Ok..Well ..I want to know because i am a 'young elf' on my rpg and if ever asked how old i am i would like to know a reasonable answer.Because if i said i was 500 they would think i was old.even though it is truly not that old.


----------



## Confusticated (Nov 17, 2002)

> _Originally posted by Weathergirl2006 _
> *Ok..Well ..I want to know because i am a 'young elf' on my rpg and if ever asked how old i am i would like to know a reasonable answer.Because if i said i was 500 they would think i was old.even though it is truly not that old. *


In my opinion 500 years is young for an elf. To be safe though, you could go with 200 or 300, I don't think anyone would argue about that.

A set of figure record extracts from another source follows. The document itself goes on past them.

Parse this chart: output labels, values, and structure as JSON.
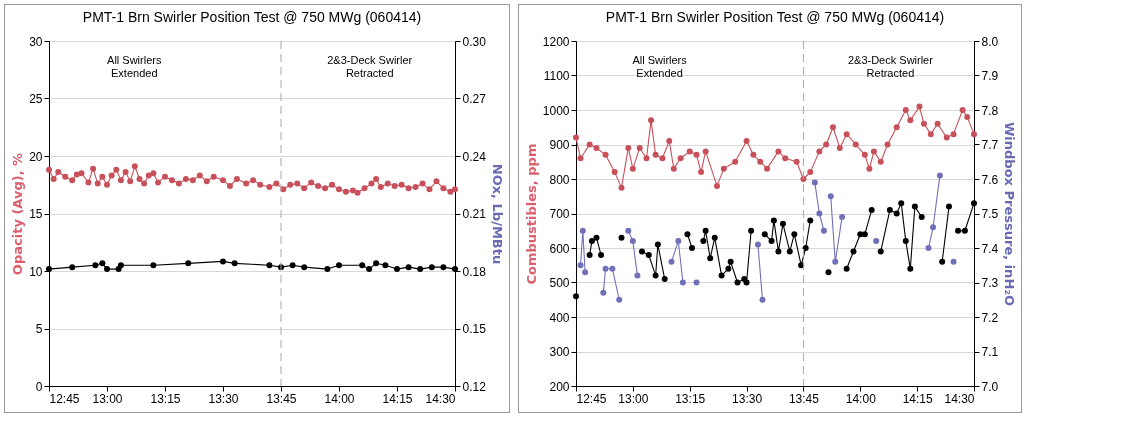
{
  "chart_data": [
    {
      "type": "line",
      "title": "PMT-1 Brn Swirler Position Test @ 750 MWg (060414)",
      "ylabel": "Opacity (Avg), %",
      "y2label": "NOx, Lb/MBtu",
      "annotations": [
        "All Swirlers\nExtended",
        "2&3-Deck Swirler\nRetracted"
      ],
      "xlim": [
        12.75,
        14.5
      ],
      "xticks": [
        {
          "value": 12.75,
          "label": "12:45"
        },
        {
          "value": 13,
          "label": "13:00"
        },
        {
          "value": 13.25,
          "label": "13:15"
        },
        {
          "value": 13.5,
          "label": "13:30"
        },
        {
          "value": 13.75,
          "label": "13:45"
        },
        {
          "value": 14,
          "label": "14:00"
        },
        {
          "value": 14.25,
          "label": "14:15"
        },
        {
          "value": 14.5,
          "label": "14:30"
        }
      ],
      "ylim": [
        0,
        30
      ],
      "yticks": [
        0,
        5,
        10,
        15,
        20,
        25,
        30
      ],
      "y2lim": [
        0.12,
        0.3
      ],
      "y2ticks": [
        0.12,
        0.15,
        0.18,
        0.21,
        0.24,
        0.27,
        {
          "value": 0.3,
          "label": "0.30"
        }
      ],
      "grid": "y",
      "marker": "circle",
      "ref_lines": [
        {
          "axis": "x",
          "value": 13.75,
          "line_style": "dashed"
        }
      ],
      "series": [
        {
          "color": "#c8505a",
          "x": [
            12.75,
            12.77,
            12.79,
            12.82,
            12.85,
            12.87,
            12.89,
            12.92,
            12.94,
            12.96,
            12.98,
            13.0,
            13.02,
            13.04,
            13.06,
            13.08,
            13.1,
            13.12,
            13.14,
            13.16,
            13.18,
            13.2,
            13.22,
            13.25,
            13.28,
            13.31,
            13.34,
            13.37,
            13.4,
            13.43,
            13.46,
            13.5,
            13.53,
            13.56,
            13.6,
            13.63,
            13.66,
            13.7,
            13.73,
            13.76,
            13.79,
            13.82,
            13.85,
            13.88,
            13.91,
            13.94,
            13.97,
            14.0,
            14.03,
            14.06,
            14.08,
            14.11,
            14.14,
            14.16,
            14.18,
            14.21,
            14.24,
            14.27,
            14.3,
            14.33,
            14.36,
            14.39,
            14.42,
            14.45,
            14.48,
            14.5
          ],
          "values": [
            18.8,
            18.0,
            18.6,
            18.2,
            17.9,
            18.4,
            18.5,
            17.7,
            18.9,
            17.6,
            18.2,
            17.5,
            18.3,
            18.8,
            17.9,
            18.6,
            17.8,
            19.1,
            18.0,
            17.6,
            18.3,
            18.5,
            17.7,
            18.2,
            17.9,
            17.6,
            18.0,
            17.9,
            18.3,
            17.8,
            18.2,
            17.9,
            17.4,
            18.0,
            17.6,
            17.9,
            17.5,
            17.3,
            17.6,
            17.1,
            17.5,
            17.6,
            17.2,
            17.7,
            17.4,
            17.2,
            17.5,
            17.1,
            16.9,
            17.0,
            16.8,
            17.2,
            17.6,
            18.0,
            17.3,
            17.6,
            17.4,
            17.5,
            17.2,
            17.3,
            17.6,
            17.1,
            17.8,
            17.2,
            16.9,
            17.1
          ]
        },
        {
          "color": "#000000",
          "axis": "y2",
          "x": [
            12.75,
            12.85,
            12.95,
            12.98,
            13.0,
            13.05,
            13.06,
            13.2,
            13.35,
            13.5,
            13.55,
            13.7,
            13.75,
            13.8,
            13.85,
            13.95,
            14.0,
            14.1,
            14.13,
            14.16,
            14.2,
            14.25,
            14.3,
            14.35,
            14.4,
            14.45,
            14.5
          ],
          "values": [
            0.181,
            0.182,
            0.183,
            0.184,
            0.181,
            0.181,
            0.183,
            0.183,
            0.184,
            0.185,
            0.184,
            0.183,
            0.182,
            0.183,
            0.182,
            0.181,
            0.183,
            0.183,
            0.181,
            0.184,
            0.183,
            0.181,
            0.182,
            0.181,
            0.182,
            0.182,
            0.181
          ]
        }
      ]
    },
    {
      "type": "line",
      "title": "PMT-1 Brn Swirler Position Test @ 750 MWg (060414)",
      "ylabel": "Combustibles, ppm",
      "y2label": "Windbox Pressure, inH₂O",
      "annotations": [
        "All Swirlers\nExtended",
        "2&3-Deck Swirler\nRetracted"
      ],
      "xlim": [
        12.75,
        14.5
      ],
      "xticks": [
        {
          "value": 12.75,
          "label": "12:45"
        },
        {
          "value": 13,
          "label": "13:00"
        },
        {
          "value": 13.25,
          "label": "13:15"
        },
        {
          "value": 13.5,
          "label": "13:30"
        },
        {
          "value": 13.75,
          "label": "13:45"
        },
        {
          "value": 14,
          "label": "14:00"
        },
        {
          "value": 14.25,
          "label": "14:15"
        },
        {
          "value": 14.5,
          "label": "14:30"
        }
      ],
      "ylim": [
        200,
        1200
      ],
      "yticks": [
        200,
        300,
        400,
        500,
        600,
        700,
        800,
        900,
        1000,
        1100,
        1200
      ],
      "y2lim": [
        7,
        8
      ],
      "y2ticks": [
        {
          "value": 7,
          "label": "7.0"
        },
        7.1,
        7.2,
        7.3,
        7.4,
        7.5,
        7.6,
        7.7,
        7.8,
        7.9,
        {
          "value": 8,
          "label": "8.0"
        }
      ],
      "grid": "y",
      "marker": "circle",
      "ref_lines": [
        {
          "axis": "x",
          "value": 13.75,
          "line_style": "dashed"
        }
      ],
      "x": [
        12.75,
        12.77,
        12.78,
        12.79,
        12.81,
        12.82,
        12.84,
        12.86,
        12.87,
        12.88,
        12.91,
        12.94,
        12.95,
        12.98,
        13.0,
        13.02,
        13.04,
        13.07,
        13.1,
        13.11,
        13.14,
        13.17,
        13.2,
        13.22,
        13.24,
        13.26,
        13.28,
        13.31,
        13.32,
        13.34,
        13.36,
        13.39,
        13.42,
        13.43,
        13.46,
        13.49,
        13.5,
        13.52,
        13.55,
        13.57,
        13.58,
        13.61,
        13.62,
        13.64,
        13.66,
        13.69,
        13.71,
        13.74,
        13.76,
        13.78,
        13.8,
        13.82,
        13.84,
        13.86,
        13.87,
        13.89,
        13.92,
        13.94,
        13.97,
        14.0,
        14.02,
        14.05,
        14.07,
        14.09,
        14.13,
        14.16,
        14.18,
        14.2,
        14.22,
        14.24,
        14.27,
        14.3,
        14.32,
        14.35,
        14.36,
        14.39,
        14.41,
        14.43,
        14.46,
        14.5
      ],
      "series": [
        {
          "color": "#c8505a",
          "x": [
            12.75,
            12.77,
            12.81,
            12.84,
            12.88,
            12.92,
            12.95,
            12.98,
            13.0,
            13.03,
            13.06,
            13.08,
            13.1,
            13.13,
            13.16,
            13.18,
            13.21,
            13.25,
            13.28,
            13.3,
            13.32,
            13.37,
            13.4,
            13.45,
            13.5,
            13.53,
            13.56,
            13.59,
            13.64,
            13.67,
            13.72,
            13.75,
            13.78,
            13.82,
            13.85,
            13.88,
            13.91,
            13.94,
            13.98,
            14.02,
            14.04,
            14.06,
            14.09,
            14.12,
            14.16,
            14.2,
            14.22,
            14.26,
            14.28,
            14.31,
            14.34,
            14.38,
            14.41,
            14.45,
            14.47,
            14.5
          ],
          "values": [
            920,
            860,
            900,
            890,
            870,
            820,
            775,
            890,
            830,
            890,
            860,
            970,
            870,
            860,
            910,
            830,
            860,
            880,
            870,
            820,
            880,
            780,
            830,
            850,
            910,
            870,
            850,
            830,
            880,
            860,
            850,
            800,
            820,
            880,
            900,
            950,
            890,
            930,
            900,
            870,
            830,
            880,
            850,
            900,
            950,
            1000,
            970,
            1010,
            960,
            930,
            960,
            920,
            930,
            1000,
            980,
            930
          ]
        },
        {
          "color": "#000000",
          "axis": "y2",
          "values": [
            7.26,
            null,
            null,
            null,
            7.38,
            7.42,
            7.43,
            7.38,
            null,
            null,
            null,
            null,
            7.43,
            null,
            null,
            null,
            7.39,
            7.38,
            7.32,
            7.41,
            7.31,
            null,
            null,
            null,
            7.44,
            7.4,
            null,
            7.42,
            7.45,
            7.37,
            7.43,
            7.32,
            7.34,
            7.36,
            7.3,
            7.31,
            7.3,
            7.45,
            null,
            null,
            7.44,
            7.42,
            7.48,
            7.39,
            7.47,
            7.39,
            7.44,
            7.35,
            7.4,
            7.48,
            null,
            null,
            null,
            7.33,
            null,
            null,
            null,
            7.34,
            7.39,
            7.44,
            7.44,
            7.51,
            null,
            7.39,
            7.51,
            7.5,
            7.53,
            7.42,
            7.34,
            7.52,
            7.49,
            null,
            null,
            null,
            7.36,
            7.52,
            null,
            7.45,
            7.45,
            7.53
          ]
        },
        {
          "color": "#7070b8",
          "axis": "y2",
          "values": [
            null,
            7.35,
            7.45,
            7.33,
            null,
            null,
            null,
            null,
            7.27,
            7.34,
            7.34,
            7.25,
            null,
            7.45,
            7.42,
            7.32,
            null,
            null,
            null,
            null,
            null,
            7.36,
            7.42,
            7.3,
            null,
            null,
            7.3,
            null,
            null,
            null,
            null,
            null,
            null,
            null,
            null,
            null,
            null,
            null,
            7.41,
            7.25,
            null,
            null,
            null,
            null,
            null,
            null,
            null,
            null,
            null,
            null,
            7.59,
            7.5,
            7.45,
            null,
            7.55,
            7.36,
            7.49,
            null,
            null,
            null,
            null,
            null,
            7.42,
            null,
            null,
            null,
            null,
            null,
            null,
            null,
            null,
            7.4,
            7.46,
            7.61,
            null,
            null,
            7.36,
            null,
            null,
            null
          ]
        }
      ]
    }
  ]
}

PS: as far as I know the age of an elf, once it has reached maturity is only indicative of what they've seen, and how much life experience they have. I think your elf could easily be 500 and seem youthful.


----------



## Weathergirl2006 (Nov 17, 2002)

Ok i will most likely say im 200.Are you saying there age depends on what they've seen?!?If soo thats confusing to me.So if one elf has seen more than another elf , and are born the same time,he would be older?


----------



## Confusticated (Nov 17, 2002)

> _Originally posted by Weathergirl2006 _
> *Ok i will most likely say im 200.Are you saying there age depends on what they've seen?!?If soo thats confusing to me.So if one elf has seen more than another elf , and are born the same time,he would be older? *


No.
I am saying that as far as I know age is only indicative of how much life experience an elf has, and of what they have lived to see.
In other words, the only thing an elf's age tells us is how long they have been around and it is from that that we can know what events they have lived through. I think that youthfullness among elves would depend upon individual personality more than anything, but the longer they have lived the less youthful the personality of the majority of them might be. This is just my observation and speculation.
But from what I have read, the youthfullness of an elf's personality does not go hand in hand with age.
I would also say the same for humans.
Being of this thought, I find no problem with you saying that your 200 year old elf is young.
In my mind, if I had to equate the age of elves with that of humans I would compare a 200 year old elf with a 25 year old person, And perhaps a 1,000 year old elf with a 30 year old person. Then maybe a 5,000 year old elf with a 50 year old person.


----------



## Weathergirl2006 (Nov 17, 2002)

ok.That makes more sense!Thanks for clearing that up!Where did you get your obserations from?I agree about humans the more you have seen and done reflects on you youthfullness and peronality.


----------



## Gil-Galad (Nov 22, 2002)

> _Originally posted by ithrynluin _
> *
> I can't imagine a child elf very well either. *


That makes me think about a question.Do we know how an elf child looks like?Do Tolkien describes them?


----------



## Manwë Súlimo (Nov 22, 2002)

Tolkien describes elf children as looking very much like the children of men and vice versa.


----------



## Gil-Galad (Nov 22, 2002)

> _Originally posted by Manwë Súlimo _
> *Tolkien describes elf children as looking very much like the children of men and vice versa. *


Anything else?


----------



## Manwë Súlimo (Nov 22, 2002)

well I don't have my book anymore but from what I remember the children of elves and men are very much alike in body and mind. The elves mature mentaly more quickly then do men, but men mature more quickly in a physical sence. Only when they hit the age of, I think it was, three do elves and men start to really differ. You can find all of this info in Morgoths Ring.


----------



## Gil-Galad (Nov 22, 2002)

Yeah I found it.But thank you for your help.


----------